Rodney's work was delivered Saturday night, mine on Sunday morning. From 8am we begin... it only took an hour or so to rule out the "pair up" idea of hanging, then the "alternating sections of wall" idea. Our work looks nice together, just not too together!


Rodney ponders his hundreds of paintings... (not quite, but seemed like it!)


I re-ponder framed pieces that I can't arrange as I wanted because the hanging system doesn't hang low enough.

And somehow, after the chaos, some structure begins to emerge...

Show opens TOMORROW! Only 6 days - Don't miss it! 

11 January 2013

And something a bit different...

"Hymn" and "Her"
by Rodney Beecher Roberts

Amongst the paintings will be a small few different things from Rodney and Tina - sculpture from Rodney and a small series of drypoint etchings from Tina.

"Storm Cloud"
by Tina Mammoser

02 January 2013

Words and paintings

He said the oceans were rising
Tina Mammoser, acrylic on canvas (from the Dark series)
Rodney
"So I started using words.

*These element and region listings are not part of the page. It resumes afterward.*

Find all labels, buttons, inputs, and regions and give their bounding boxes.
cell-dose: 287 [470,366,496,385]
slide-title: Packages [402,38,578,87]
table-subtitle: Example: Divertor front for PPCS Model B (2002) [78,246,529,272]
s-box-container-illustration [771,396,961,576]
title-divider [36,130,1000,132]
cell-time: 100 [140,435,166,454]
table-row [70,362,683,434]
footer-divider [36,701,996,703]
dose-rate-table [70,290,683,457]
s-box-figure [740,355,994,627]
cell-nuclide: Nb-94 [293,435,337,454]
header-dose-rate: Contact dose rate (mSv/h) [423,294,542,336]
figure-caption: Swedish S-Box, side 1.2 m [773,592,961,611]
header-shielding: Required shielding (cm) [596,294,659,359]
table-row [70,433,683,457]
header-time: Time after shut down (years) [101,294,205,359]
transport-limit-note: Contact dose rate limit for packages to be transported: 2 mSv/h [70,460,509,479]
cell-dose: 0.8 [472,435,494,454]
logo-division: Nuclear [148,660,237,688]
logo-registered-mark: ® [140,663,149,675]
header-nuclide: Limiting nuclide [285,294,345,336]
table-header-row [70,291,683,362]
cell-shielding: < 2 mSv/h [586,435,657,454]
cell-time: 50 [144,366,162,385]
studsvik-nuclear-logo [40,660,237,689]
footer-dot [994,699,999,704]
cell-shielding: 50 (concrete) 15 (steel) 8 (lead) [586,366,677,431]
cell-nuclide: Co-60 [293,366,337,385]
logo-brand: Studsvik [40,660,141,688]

Sometimes that grew into having an entire stanza of a poem, either written on top of the painting when I finished or scratched through the various layers. It's because I just realised that words are abstracts of themselves. They're an abstract of a meaning. They're not real things unto themselves other than words. They're symbols."
Tina
"Yeah, they're just arrangements of letters. I like your new one "Social Media". Because I saw that in an exhibition and it wasn't until today, looking at the picture, that I saw the equations. I'd seen the symbols and I knew there were letters there or something, but I hadn't looked closely enough. Today I looked at it and went wait a minute there's brackets and equal signs and those are equations! And you've done them backwards, which I like because it takes away a level of meaning."
Rodney
'It takes away, and that's the way it was shown in the movie - it's taken from the movie "Social Media". And in that movie when he's just gotten dumped by his girlfriend and he's going to do this comparison "which girl's prettier", and his mate comes in and he goes up and writes it on the window. We see it from the outside, reversed, and then we see it from the inside. So I chose to do it from the outside because it's a little more abstract. One in my Venice series that I stuck words in there later, because most of my Vencie series have no words in them... they have illusions to words by having doodle or scribble-like lines in them that somehow suggested words but weren't words."
Social Media
Rodney Beecher Roberts, mixed media on canvas
Tina
"I've done a Venice series as well and mine are symbolic, mine are symbolic of kinds of light. Because I've done shadows under the bridges, and the way lamps reflect off the river... that's where a lot of the gold is coming from, because it's night, and I was only looking at the water surfaces."
"With the English coast it's actual place names. With Venice I wanted it to be actual Italian phrases for the kind of light I was painting. In fact the only series where I haven't used a very specific title that was what I put in the paintings was the Dark series. Those are named after song lyrics. So instead of being the place or the light it was the feeling of when I was painting it. There the only ones that aren't specific places as well. So then I couldn't title them with places because I felt I was lying. So each one of those I listened to one song over and over again. So each title is the song I listened to while painting that painting."